Bunun üzerine M.Halilov hükümeti General Denikin'e
katıldı. M.Halilov General Denikin'in Dağıstan valisi
oldu. Kuzey Kafkasya ordu birlikleri ise Sovyetler'e
karşı savaştırılmak üzere Denikin'in emrinde kuzey
cephesine gönderildi.
Durum böyle iken hala bazı derneklerce anma günleri
düzenlenmesi, işbirlikçiliğe övgü niteliği taşıdığından
üzüntü vericidir.
Bu konuda bilinçli ya da bilinçsiz yazılar
yazılmaktadır.
Öncelikle belirtmeliyim ki Sovyetlerde başka devletlerde
eleştirilebilir ve hiçbir şey için bilimsel anlamda
eleştiri dışı dokunulmazlık düşünülemez. Ancak
eleştiriler de bilimsel ve gerçekçi olmak zorundadır.

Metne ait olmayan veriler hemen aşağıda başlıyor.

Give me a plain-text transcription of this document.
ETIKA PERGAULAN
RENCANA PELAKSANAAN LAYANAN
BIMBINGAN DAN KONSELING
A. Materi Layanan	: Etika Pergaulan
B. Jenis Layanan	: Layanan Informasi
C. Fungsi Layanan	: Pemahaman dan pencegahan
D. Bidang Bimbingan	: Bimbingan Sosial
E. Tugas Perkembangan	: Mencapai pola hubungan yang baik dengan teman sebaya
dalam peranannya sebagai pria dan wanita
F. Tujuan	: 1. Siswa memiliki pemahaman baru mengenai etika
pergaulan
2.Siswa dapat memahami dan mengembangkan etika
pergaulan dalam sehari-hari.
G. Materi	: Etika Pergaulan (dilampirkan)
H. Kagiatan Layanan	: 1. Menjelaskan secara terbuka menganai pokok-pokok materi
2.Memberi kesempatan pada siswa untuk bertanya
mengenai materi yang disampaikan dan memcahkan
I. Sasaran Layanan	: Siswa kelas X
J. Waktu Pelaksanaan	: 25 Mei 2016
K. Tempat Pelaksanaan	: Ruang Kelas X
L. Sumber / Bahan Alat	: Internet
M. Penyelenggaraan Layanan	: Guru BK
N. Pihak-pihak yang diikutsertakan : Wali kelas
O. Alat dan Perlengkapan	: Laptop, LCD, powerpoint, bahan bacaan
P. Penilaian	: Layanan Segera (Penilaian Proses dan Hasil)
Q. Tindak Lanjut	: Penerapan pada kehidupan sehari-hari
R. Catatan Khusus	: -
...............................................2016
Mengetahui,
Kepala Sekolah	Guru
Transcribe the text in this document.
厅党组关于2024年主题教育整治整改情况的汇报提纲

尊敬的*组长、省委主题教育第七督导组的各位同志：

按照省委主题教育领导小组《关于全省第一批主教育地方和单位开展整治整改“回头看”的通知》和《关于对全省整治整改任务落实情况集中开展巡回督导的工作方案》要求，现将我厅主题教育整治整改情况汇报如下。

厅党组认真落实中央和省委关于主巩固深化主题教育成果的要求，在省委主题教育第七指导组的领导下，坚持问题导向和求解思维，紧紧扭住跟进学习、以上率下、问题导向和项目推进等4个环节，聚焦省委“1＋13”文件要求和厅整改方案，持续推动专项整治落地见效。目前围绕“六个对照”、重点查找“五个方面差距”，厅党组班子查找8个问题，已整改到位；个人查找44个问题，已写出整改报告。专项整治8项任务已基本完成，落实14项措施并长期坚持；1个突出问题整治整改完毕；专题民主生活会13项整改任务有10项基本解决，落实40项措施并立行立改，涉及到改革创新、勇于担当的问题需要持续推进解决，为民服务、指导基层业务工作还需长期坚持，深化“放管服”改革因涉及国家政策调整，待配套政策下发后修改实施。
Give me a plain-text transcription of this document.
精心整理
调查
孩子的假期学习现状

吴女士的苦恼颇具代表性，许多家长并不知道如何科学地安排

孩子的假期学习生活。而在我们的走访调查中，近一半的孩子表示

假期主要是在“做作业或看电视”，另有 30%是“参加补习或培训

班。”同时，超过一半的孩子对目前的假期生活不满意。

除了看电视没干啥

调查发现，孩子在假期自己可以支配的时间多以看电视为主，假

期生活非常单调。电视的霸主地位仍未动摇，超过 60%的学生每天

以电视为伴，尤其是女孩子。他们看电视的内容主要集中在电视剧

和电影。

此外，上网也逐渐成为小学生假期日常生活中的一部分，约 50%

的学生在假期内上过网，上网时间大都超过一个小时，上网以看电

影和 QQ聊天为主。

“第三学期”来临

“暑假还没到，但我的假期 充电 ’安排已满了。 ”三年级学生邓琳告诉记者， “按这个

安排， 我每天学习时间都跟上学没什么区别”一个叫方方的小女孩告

Buna göre yukarıda açıklandığı gibi T. Çermoyev ve
izleyicilerinin ilkin Beyaz Ordu’cu Güneydoğu Birliği’ne
katıldığı, ardından Osmanlılara sığınıp onlarla birlikte
hareket ettikleri, Osmanlılar çekilince de
bağımsızlıklarını savunacakları yerde, yeniden kurulan
Beyaz Ordu’cu Denikin birliklerine katıldıkları
görülmektedir. Daha sonra bu kişiler ve izleyicileri
Hitler faşizmi ve emperyalist servisler hizmetinde
çalıştılar.
Çermoyev ve izleyicilerinin hareketi bazılarının
belirttiği gibi halkın tümüne değil yalnız belirli bir
azınlık kesimine dayanan Devrim karşıtı ve Anti Sovyetik
olmaktan öteye pek fazla bir şey ifade etmediği gibi en
önemli ve unutulmaması gereken nokta bağımsızlıklarını
kendi elleriyle teslim etmiş olmalarıdır.
Buna karşılık aynı dönem içinde Celal Korkmazov
(Dağıstan), Betal Kalmık (Kabardey) , Şıhangeriy Hakurat
(Adigey) gibi başarılı halk önderleri de vardır.